- Born: Ezra Khedouri Zilkha July 31, 1925 Baghdad, Iraq
- Died: October 2, 2019 (aged 94) New York City, U.S.
- Occupations: Financier, philanthropist
- Spouse: Cecile Iny
- Children: 3, including Donald Zilkha
- Parent: Khedouri Zilkha
- Relatives: Selim Zilkha (brother) Abdullah Zilkha (brother) Maurice Zilkha (brother)

= Ezra Zilkha =

American financier (1925 - 2019)

Ezra Khedouri Zilkha (July 31, 1925 – October 2, 2019) was an American financier and philanthropist.

==Early life==
Ezra Zilkha was born on July 31, 1925, in Baghdad, the son of the banker Khedouri Zilkha. He grew up in Baghdad, Beirut, Cairo, and New York City.

==Career==
Zilkha worked for the family's banking businesses in Hong Kong, London, Amsterdam, the Netherlands, and Paris, before working for various companies in the US, In 1985, his net worth was estimated at US$150 million. and Zilkha was in the Forbes 400 list of richest Americans.

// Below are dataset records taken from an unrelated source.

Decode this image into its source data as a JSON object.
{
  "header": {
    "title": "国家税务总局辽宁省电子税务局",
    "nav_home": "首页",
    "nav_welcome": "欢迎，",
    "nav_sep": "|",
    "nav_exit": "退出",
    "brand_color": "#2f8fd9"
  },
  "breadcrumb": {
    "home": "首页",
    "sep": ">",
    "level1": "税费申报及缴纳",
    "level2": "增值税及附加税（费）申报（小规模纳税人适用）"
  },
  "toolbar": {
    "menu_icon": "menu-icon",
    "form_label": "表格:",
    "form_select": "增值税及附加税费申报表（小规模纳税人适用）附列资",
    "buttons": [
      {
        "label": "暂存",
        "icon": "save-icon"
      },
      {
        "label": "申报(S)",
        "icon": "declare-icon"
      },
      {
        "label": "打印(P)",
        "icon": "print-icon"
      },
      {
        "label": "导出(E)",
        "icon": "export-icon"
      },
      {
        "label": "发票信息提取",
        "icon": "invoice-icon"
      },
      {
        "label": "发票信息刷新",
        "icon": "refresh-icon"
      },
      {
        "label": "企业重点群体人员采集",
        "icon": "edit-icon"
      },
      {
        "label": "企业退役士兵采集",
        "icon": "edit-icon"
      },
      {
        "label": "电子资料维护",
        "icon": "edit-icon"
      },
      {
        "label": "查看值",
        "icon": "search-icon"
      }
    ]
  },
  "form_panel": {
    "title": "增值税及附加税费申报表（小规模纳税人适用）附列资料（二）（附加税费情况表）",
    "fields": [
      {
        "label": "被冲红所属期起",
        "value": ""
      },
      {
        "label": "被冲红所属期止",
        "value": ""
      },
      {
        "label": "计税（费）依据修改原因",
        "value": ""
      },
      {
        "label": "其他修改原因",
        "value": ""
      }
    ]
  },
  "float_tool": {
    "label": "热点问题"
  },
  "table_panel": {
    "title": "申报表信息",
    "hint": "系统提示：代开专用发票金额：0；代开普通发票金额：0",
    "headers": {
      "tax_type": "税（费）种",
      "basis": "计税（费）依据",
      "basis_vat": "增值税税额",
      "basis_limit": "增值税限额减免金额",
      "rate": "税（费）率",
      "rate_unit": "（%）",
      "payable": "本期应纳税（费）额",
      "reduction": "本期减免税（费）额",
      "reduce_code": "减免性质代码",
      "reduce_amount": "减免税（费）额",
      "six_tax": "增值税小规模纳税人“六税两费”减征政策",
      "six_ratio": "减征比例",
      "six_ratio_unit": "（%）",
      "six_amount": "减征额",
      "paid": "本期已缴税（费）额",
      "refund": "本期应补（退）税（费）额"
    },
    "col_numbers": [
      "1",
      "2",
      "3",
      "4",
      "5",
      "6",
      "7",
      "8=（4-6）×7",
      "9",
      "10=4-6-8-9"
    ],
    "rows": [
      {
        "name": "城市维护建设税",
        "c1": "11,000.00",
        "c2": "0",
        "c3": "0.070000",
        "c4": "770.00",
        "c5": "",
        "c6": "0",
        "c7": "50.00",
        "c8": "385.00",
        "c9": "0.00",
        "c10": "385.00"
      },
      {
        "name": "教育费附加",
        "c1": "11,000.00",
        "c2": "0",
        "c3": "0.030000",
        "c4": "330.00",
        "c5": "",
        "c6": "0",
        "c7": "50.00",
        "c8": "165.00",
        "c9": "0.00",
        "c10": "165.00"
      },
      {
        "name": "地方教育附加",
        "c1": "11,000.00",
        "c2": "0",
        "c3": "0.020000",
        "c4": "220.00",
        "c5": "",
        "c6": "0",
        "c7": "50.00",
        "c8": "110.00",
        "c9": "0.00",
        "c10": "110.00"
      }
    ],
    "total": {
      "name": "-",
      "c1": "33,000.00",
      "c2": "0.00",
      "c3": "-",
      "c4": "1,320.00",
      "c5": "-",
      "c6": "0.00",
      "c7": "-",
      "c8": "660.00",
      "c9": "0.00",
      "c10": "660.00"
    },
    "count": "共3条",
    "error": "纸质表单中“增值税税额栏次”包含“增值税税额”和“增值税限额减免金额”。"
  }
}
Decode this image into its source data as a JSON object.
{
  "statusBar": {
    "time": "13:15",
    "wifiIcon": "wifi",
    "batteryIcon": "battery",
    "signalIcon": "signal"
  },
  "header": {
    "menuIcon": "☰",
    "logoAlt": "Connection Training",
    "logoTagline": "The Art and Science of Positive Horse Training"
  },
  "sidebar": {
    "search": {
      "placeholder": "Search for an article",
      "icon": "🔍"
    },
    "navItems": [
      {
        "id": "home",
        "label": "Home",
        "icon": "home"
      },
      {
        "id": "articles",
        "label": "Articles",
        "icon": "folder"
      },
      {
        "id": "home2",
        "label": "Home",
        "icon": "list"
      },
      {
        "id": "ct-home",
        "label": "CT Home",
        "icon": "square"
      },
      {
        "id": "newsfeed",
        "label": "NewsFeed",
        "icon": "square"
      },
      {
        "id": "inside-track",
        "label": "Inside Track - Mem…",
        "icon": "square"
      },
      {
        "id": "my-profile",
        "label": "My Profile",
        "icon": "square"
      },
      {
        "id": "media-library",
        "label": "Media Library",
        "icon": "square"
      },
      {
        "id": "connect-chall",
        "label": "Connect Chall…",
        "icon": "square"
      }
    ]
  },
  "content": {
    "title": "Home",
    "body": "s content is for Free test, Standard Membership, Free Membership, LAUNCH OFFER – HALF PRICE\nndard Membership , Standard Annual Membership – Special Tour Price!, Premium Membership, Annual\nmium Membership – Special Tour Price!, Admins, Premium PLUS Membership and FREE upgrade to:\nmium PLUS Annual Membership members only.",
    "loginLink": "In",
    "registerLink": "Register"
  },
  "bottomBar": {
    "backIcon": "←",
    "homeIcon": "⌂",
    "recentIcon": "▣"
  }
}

He was president of Zilkha & Sons from 1956, president of Intermediate Corporation from 1991.

==Philanthropy==
His philanthropy especially in education, the arts and for the disabled, was "formidable". He was a trustee of the International Center for the Disabled and The American Society of the French Legion of Honor, a trustee emeritus of Wesleyan University, and an honorary trustee of the Brookings Institution.

==Personal life==
In February 1950, he married Cecile Iny, and they had three children, Donald, Donna, and Bettina.

Zilkha died at his home on October 2, 2019.